La célula ecoanarquista se responzabilizó en un comunicado del sabotaje ocurrido el 10 de marzo de 2009 contra este banco de la ciudad de México. Según el mensaje que circuló en blogs ecoanarquistas, pero que pasó inadvertido en la prensa, esa noche también hicieron estallar “un inofensivo petardo en una zona acomodada en la ciudad de México”, y rompieron ocho ventanales de un Kentucky Fried Chicken.

Aquél fue uno más de los 200 sabotajes perpetrados en México durante el año por jóvenes ecoanarquistas que hicieron suya la cruzada internacional del Frente de Liberación Animal (FLA), una organización nacida en los setenta en Inglaterra que recurre a la “acción directa”, sabotajes para protestar en contra de la explotación o tortura de animales. Esta juventud también reivindica la lucha de la hermana menor del FLA, el Frente de Liberación de la Tierra (FLT), nacida igual en Inglaterra, en los noventa, y que en su defensa radical de la naturaleza ataca a la industria maderera, la ingeniería genética, obras de construcción que devasten terrenos con vegetación y vida animal y vehículos deportivos de lujo.

Ecoanarquistas, 1

Con un estilo de escritura contestatario, que sustituye las arrobas por una “x”, el comunicado del sabotaje al cajero expresó: “En México el capitalismo, principal causante de la destrucción de la flora y fauna en este planeta, opresor y asesino de la vida salvaje, explotador de personas, animales y naturaleza para beneficio de lxs poderosxs y las corporaciones, tiene la guerra declarada”. Al día siguiente subieron a YouTube el video del ataque. “19 segundos de guerra social”, lo titularon. Para octubre ya tenía más de cinco mil visitas.

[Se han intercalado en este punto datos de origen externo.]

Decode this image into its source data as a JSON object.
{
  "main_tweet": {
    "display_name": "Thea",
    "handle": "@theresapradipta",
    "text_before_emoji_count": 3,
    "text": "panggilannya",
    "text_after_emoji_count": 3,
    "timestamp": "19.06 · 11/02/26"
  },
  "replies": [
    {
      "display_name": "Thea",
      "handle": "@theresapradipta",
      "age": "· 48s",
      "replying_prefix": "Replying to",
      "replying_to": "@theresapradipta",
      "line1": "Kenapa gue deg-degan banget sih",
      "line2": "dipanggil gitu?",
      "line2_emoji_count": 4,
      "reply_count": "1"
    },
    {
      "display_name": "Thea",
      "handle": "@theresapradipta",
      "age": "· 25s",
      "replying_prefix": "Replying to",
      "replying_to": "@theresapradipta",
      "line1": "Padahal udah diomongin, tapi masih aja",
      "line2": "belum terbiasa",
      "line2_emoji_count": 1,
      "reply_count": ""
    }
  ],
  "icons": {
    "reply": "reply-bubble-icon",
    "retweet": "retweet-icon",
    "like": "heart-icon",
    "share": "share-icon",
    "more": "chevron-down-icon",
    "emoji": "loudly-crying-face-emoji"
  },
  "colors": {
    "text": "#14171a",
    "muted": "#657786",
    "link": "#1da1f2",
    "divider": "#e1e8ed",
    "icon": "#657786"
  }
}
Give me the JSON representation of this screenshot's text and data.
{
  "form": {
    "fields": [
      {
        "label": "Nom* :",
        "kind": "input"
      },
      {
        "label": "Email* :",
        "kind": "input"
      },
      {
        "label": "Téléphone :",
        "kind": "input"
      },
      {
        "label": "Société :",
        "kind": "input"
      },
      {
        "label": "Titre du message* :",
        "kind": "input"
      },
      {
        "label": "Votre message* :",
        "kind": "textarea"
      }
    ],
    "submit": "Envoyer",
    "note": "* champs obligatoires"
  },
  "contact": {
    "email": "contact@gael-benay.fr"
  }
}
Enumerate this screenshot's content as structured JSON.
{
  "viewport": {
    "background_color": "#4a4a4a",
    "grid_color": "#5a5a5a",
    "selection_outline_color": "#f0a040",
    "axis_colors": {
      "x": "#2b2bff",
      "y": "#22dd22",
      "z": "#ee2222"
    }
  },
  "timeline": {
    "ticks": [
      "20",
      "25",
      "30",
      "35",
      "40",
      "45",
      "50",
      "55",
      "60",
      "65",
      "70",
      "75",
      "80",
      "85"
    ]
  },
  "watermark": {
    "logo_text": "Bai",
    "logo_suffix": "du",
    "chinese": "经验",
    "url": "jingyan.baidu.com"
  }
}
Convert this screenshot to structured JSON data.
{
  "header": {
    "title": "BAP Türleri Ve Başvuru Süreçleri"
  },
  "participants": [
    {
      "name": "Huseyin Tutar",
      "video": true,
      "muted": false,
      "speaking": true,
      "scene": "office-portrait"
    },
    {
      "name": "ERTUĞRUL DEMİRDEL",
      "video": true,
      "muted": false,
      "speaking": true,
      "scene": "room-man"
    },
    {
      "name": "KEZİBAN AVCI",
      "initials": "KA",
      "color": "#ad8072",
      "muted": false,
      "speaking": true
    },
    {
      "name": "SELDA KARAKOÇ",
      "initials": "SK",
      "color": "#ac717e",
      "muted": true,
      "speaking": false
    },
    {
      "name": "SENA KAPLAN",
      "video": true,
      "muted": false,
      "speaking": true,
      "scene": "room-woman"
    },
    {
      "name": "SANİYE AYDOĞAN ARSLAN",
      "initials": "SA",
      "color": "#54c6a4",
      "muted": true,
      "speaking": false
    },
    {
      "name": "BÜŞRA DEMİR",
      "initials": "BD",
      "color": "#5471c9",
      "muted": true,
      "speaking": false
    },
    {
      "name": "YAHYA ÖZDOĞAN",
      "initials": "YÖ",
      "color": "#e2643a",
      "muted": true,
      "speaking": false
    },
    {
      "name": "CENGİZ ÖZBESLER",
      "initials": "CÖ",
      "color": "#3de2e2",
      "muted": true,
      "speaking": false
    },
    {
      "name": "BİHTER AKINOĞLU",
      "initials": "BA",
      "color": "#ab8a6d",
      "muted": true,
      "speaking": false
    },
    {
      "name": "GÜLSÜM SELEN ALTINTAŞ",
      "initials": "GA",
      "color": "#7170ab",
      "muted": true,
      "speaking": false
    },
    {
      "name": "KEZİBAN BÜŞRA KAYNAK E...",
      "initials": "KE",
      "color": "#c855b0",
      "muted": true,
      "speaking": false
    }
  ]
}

Septiembre pasado (2009)  fue el mes en que se realizaron más sabotajes: nueve explosiones en cajeros bancarios; una agencia automotriz; la empresa farmacéutica Novartis, acusada de experimentar con animales y la tienda de ropa Max Mara en el corredor de boutiques de la calle de Masaryk, en Polanco. El atentado a Max Mara era parte de la campaña que el FLA internacional organizó contra la firma. Hubo otros sabotajes en España e Italia. En la prensa mexicana corrieron la mar de versiones: que si eran guerrilleros, o delincuentes ligados a las Fuerzas Armadas Revolucionarias de Colombia (FARC) o al narcotráfico. Los gobiernos local y federal los llamaron vándalos.

Estos atentados marcan la irrupción del fenómeno ecoanarquista insurreccional del FLA, que de Inglaterra se extendió a Estados Unidos y Europa, y ahora se expande veloz en Latinoamérica. Desde 2005, Chile es su epicentro latinoamericano: es la sede de “Liberación Total”, el principal portal cibernético que difunde las acciones de células latinoamericanas, y ahí murió la primera víctima ecoanarquista por el manejo de explosivos, el joven Mauricio Morales, en marzo pasado.